La Chine n'a pas connu de solution de continuité entre le stade technico-magique de la métallurgie et l'apparition de l'alchimie.

Les confréries de forgerons chinois, détenteurs du plus prestigieux des arts magiques, ont exercé, comme l'a montré Granet, une influence directe et profonde sur les premières conceptions alchimiques taoïstes. Par leurs principaux aspects, ces théories et ces pratiques remontent à la lointaine préhistoire. L'art du feu a formé, pendant des millénaires, l'essentiel du savoir humain. Les confréries qui mirent en œuvre les métaux, après celles qui taillèrent et polirent les pierres, s'étaient transmis initiatiquement l'héritage magique et technique ancestral.
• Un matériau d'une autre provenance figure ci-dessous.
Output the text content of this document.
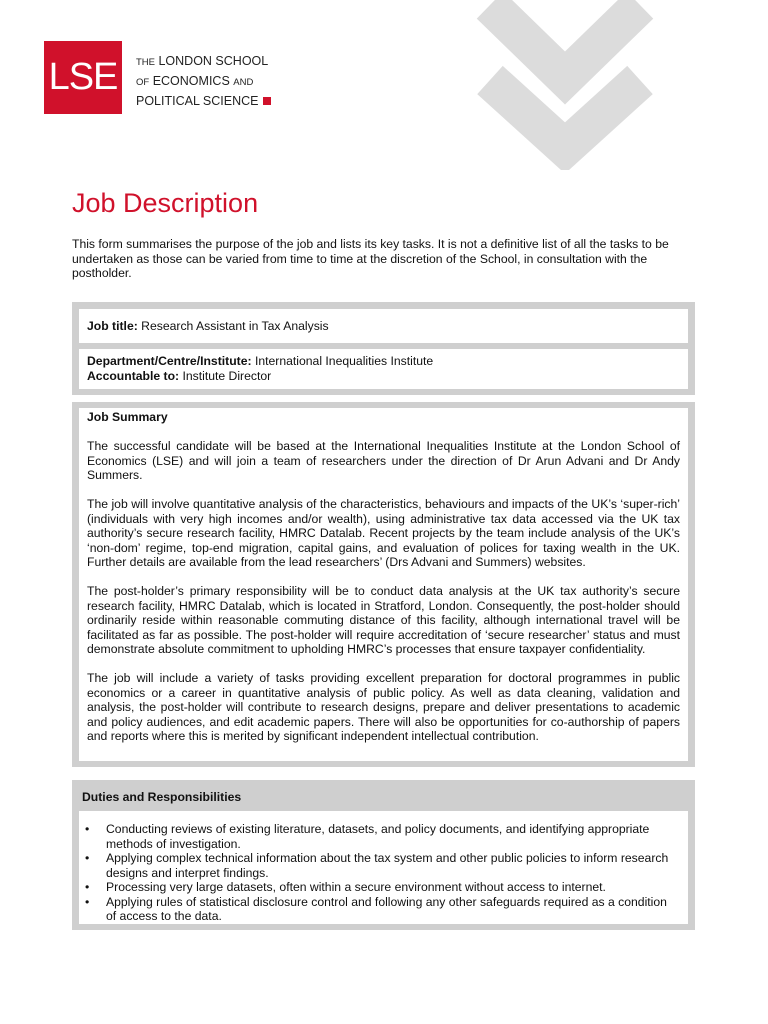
LSE	THE LONDON SCHOOL
OF ECONOMICS AND
POLITICAL SCIENCE
Job Description

This form summarises the purpose of the job and lists its key tasks. It is not a definitive list of all the tasks to be undertaken as those can be varied from time to time at the discretion of the School, in consultation with the postholder.

Job title: Research Assistant in Tax Analysis
Department/Centre/Institute: International Inequalities Institute
Accountable to: Institute Director
Job Summary

The successful candidate will be based at the International Inequalities Institute at the London School of Economics (LSE) and will join a team of researchers under the direction of Dr Arun Advani and Dr Andy Summers.

The job will involve quantitative analysis of the characteristics, behaviours and impacts of the UK’s ‘super-rich’ (individuals with very high incomes and/or wealth), using administrative tax data accessed via the UK tax authority’s secure research facility, HMRC Datalab. Recent projects by the team include analysis of the UK’s ‘non-dom’ regime, top-end migration, capital gains, and evaluation of polices for taxing wealth in the UK. Further details are available from the lead researchers’ (Drs Advani and Summers) websites.

The post-holder’s primary responsibility will be to conduct data analysis at the UK tax authority’s secure research facility, HMRC Datalab, which is located in Stratford, London. Consequently, the post-holder should ordinarily reside within reasonable commuting distance of this facility, although international travel will be facilitated as far as possible. The post-holder will require accreditation of ‘secure researcher’ status and must demonstrate absolute commitment to upholding HMRC’s processes that ensure taxpayer confidentiality.

The job will include a variety of tasks providing excellent preparation for doctoral programmes in public economics or a career in quantitative analysis of public policy. As well as data cleaning, validation and analysis, the post-holder will contribute to research designs, prepare and deliver presentations to academic and policy audiences, and edit academic papers. There will also be opportunities for co-authorship of papers and reports where this is merited by significant independent intellectual contribution.

Duties and Responsibilities
• Conducting reviews of existing literature, datasets, and policy documents, and identifying appropriate methods of investigation.
• Applying complex technical information about the tax system and other public policies to inform research designs and interpret findings.
• Processing very large datasets, often within a secure environment without access to internet.
• Applying rules of statistical disclosure control and following any other safeguards required as a condition of access to the data.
Des pratiques protochamaniques de danses mimétiques immémoriales ont été conservées dans les exercices étranges des taoïstes qui se proposaient de retrouver la spontanéité première en même temps que les pouvoirs perdus par l'homme civilisé.

Chez les taoïstes, comme le souligne Kaltenmark, « si le fourneau alchimique est l'héritier de la forge magique, l'immortalité n'est plus, du moins depuis les seconds Han, le résultat d'un sacrifice à la forge, de la fonte rituelle. Elle est acquise à celui qui sait produire le « divin cinabre ». À partir de ce moment, on eut un nouveau moyen de se diviniser : il suffisait d'absorber l'or potable ou le cinabre pour devenir semblable aux dieux ».

Mais, en réalité, le problème est moins de savoir si des intuitions rencontrées à l'état élémentaire dans les mythologies et les rites des fondeurs et des forgerons ont été reprises et interprétées par les alchimistes, que d'essayer de comprendre pourquoi cette interprétation est demeurée relativement stable et cohérente dans une société donnée. Seule, la structure féodale permet d'expliquer qu'une distribution des valeurs et un mode de cohésion logique typiques d'une représentation des structures de l'univers aient été ressentis et expérimentés aussi bien par les premiers alchimistes chinois que par les ancien [...]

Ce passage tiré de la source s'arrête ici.